Seven days, 830 races, and the headline numbers are holding steady. The first pick has won 209 of those 830 races at a 25.2% win rate. For context, a random selection from a typical six-runner field would produce a 16.7% win rate — the models are running about 8 percentage points above chance. The place rate for first picks sits at 43.5%, meaning the top selection finished in the first three in nearly half of all races run across the week.
Open it up to any of the top three predictions and 60.1% of races were won by a model selection. Place coverage across the top three reaches 86.7%, meaning the eventual winner was identified somewhere in the predicted top three in almost nine out of ten races.
The standout day was Sunday (May 31), which returned a 32% first-pick win rate from 97 races — comfortably above the weekly average. Thursday (May 28) was the difficult session: 23 wins from 131 races, a 17.6% rate well below the trend. The causes of a weak day tend to cluster around lightly-raced dogs with limited form data and races featuring course debutants — situations where the models work with thinner information and the form signals are harder to read.

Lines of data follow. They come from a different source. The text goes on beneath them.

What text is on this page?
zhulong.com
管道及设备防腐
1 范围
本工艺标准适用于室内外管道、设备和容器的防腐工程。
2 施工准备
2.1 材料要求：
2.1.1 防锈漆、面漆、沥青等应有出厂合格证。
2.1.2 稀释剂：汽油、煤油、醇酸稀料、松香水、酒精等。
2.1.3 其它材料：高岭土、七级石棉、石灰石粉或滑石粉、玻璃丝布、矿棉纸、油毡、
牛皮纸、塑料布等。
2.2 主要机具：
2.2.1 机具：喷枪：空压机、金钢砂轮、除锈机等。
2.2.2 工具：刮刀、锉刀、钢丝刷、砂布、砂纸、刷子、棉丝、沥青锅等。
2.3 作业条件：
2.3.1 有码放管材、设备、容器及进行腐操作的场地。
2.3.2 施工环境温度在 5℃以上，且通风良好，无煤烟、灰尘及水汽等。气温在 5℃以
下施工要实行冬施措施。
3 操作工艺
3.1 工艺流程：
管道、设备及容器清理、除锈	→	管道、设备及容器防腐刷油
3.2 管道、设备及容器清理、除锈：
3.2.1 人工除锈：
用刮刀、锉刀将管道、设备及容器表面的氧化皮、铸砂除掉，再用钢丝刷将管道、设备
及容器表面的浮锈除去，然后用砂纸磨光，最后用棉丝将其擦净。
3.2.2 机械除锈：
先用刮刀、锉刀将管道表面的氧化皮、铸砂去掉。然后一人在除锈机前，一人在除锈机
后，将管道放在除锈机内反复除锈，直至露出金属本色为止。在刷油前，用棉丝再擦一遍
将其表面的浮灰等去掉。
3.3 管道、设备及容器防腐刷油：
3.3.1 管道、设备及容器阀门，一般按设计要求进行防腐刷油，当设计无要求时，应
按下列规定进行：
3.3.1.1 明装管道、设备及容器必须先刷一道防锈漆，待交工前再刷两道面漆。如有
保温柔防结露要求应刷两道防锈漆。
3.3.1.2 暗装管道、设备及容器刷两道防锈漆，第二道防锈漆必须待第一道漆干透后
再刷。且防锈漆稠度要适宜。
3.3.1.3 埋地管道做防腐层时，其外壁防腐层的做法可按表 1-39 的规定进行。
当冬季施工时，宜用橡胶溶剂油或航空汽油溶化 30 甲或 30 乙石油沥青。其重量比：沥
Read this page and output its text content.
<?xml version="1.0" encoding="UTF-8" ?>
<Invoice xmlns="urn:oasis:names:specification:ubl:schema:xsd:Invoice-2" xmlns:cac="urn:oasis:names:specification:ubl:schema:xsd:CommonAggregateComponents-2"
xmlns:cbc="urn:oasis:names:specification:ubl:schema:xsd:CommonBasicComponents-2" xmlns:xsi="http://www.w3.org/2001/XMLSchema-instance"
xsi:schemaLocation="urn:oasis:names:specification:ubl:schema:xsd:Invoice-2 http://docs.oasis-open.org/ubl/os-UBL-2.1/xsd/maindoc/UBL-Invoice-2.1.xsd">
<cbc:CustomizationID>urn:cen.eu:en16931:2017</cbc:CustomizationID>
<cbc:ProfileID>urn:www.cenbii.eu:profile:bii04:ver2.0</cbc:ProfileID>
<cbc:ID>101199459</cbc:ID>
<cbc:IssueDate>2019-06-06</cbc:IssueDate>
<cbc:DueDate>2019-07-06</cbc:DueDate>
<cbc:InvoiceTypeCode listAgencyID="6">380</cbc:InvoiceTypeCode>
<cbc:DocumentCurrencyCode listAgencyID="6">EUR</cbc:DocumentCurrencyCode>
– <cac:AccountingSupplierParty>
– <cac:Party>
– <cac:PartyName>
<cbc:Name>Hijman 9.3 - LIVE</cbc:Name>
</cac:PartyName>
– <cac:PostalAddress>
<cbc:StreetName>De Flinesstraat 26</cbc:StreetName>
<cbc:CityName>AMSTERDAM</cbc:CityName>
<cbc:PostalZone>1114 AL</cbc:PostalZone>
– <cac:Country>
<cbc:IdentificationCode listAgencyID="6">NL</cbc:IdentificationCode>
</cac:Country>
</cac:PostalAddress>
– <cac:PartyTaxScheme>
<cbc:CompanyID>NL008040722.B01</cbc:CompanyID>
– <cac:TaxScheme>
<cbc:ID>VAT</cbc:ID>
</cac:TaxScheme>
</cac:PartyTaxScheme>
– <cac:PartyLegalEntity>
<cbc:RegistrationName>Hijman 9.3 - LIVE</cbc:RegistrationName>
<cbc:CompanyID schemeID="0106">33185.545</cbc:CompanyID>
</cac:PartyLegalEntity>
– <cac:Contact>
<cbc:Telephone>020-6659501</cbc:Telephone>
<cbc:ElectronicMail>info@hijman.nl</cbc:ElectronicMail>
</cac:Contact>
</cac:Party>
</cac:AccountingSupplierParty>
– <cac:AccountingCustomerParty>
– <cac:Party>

A busy Thursday card with a lot of open-race runners fits that pattern.
What's worth noting is how the any-top-3 rate held up even on the poor day. Even on May 28, 71 of 131 races (54.2%) were won by one of the top three predictions — well above the random baseline. This suggests that on difficult days, the models are usually in the right area of the form book even when the precise rank ordering misfires.
The week overall represents consistent, unremarkable performance in the best sense: no dramatic outliers in either direction, and the any-top-3 coverage in particular sitting at 86.7% is a number that reflects well on the underlying methodology.